Toni and Nana entered next, using the ladder and without looking back began to explore the world below. Nana’s severe splashing and excited voice echoed across the Caribbean Sea as she discovered the beautiful world below us.  “I see a fish!”  “Way to go, Nana!” cheered the kids as they coasted by in tandem again and again, satisfied that she could see what they had been amazed by many years ago.

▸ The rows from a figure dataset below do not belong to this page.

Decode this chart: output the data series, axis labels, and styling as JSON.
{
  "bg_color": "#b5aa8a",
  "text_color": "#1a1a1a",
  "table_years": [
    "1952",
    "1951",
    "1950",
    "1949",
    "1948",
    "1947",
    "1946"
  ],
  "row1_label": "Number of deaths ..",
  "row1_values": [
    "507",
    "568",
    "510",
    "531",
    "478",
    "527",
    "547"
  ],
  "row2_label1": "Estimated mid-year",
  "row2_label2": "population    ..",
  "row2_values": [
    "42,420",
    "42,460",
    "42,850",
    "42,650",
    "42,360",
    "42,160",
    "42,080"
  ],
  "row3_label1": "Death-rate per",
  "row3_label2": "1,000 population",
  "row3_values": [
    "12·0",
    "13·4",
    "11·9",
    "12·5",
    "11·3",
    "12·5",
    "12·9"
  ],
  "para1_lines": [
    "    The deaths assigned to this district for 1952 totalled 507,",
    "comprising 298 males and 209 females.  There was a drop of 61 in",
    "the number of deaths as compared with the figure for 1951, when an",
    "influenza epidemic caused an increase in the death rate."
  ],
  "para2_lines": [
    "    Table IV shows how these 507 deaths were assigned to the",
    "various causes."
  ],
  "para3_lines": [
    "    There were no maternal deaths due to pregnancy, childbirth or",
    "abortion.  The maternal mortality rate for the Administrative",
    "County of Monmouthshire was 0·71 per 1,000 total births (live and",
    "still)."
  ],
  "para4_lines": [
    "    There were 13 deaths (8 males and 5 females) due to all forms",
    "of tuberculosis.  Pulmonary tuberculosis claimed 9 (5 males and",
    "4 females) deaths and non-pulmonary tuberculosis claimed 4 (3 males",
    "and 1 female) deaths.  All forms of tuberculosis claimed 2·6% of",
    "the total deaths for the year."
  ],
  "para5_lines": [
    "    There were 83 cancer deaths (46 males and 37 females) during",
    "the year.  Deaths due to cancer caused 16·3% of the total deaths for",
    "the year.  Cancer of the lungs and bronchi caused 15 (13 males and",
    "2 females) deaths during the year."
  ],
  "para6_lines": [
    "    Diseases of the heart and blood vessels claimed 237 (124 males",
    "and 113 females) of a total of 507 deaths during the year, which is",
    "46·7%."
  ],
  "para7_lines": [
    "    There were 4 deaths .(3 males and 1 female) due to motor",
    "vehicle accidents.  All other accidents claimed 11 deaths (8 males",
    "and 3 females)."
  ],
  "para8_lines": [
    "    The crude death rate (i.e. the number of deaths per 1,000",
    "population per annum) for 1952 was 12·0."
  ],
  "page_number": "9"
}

Papa’s turn.  As we struggled down the ladder I tried not to notice our Creole crew now assuming positions at the edge of the boat’s deck.  Each held a large orange lifesaver attached to a lifeline, while our captain clasped hands in prayer and gazed up to heaven.  “All hands on deck!” I am sure I understood him command, as we slid into the water.  I ignored the third rule of snorkeling, which is to never touch anything, and put my hand on my dad’s wet butt.  And pushed. 

The current immediately caught Dad’s billowing swimsuit and yellow lifejacket, driving him away from the rest of our family members and while they floated in peace and enjoyed each other’s accounts of what they had seen, I fought to push him back toward them.  His flailing arms and legs helpless against the sea’s wind and waves, my dog-paddling dad fought to work his never used fins and tried heroically to peer through his mask at the reef below.  “I can’t see anything” he complained, lifting his head to look at me.  His new mask, slightly askew on his face, was half full of seawater.  Or was it half empty?  And it was completely fogged, but the price tag was miraculously still attached.  Fixing his mask but now totally downstream, I abandoned all hope for him seeing any fish, and began to propel my out of breath and distressed dad back to the boat.  Vigorously kicking with my fins and both my hands now unabashedly on his butt, I managed to steer him back to the ladder and up to the safety of the deck, to the applause and relief of our chattering crew.

“Did you see anything?“ I asked, exhausted.

“I saw a bunch of fish!”  Will interrupted.

“It was beautiful! I saw schools of little fish!”  Nana gasped proudly.
 
And Papa answered, panting, like a fish out of water. “ I saw Jesus”.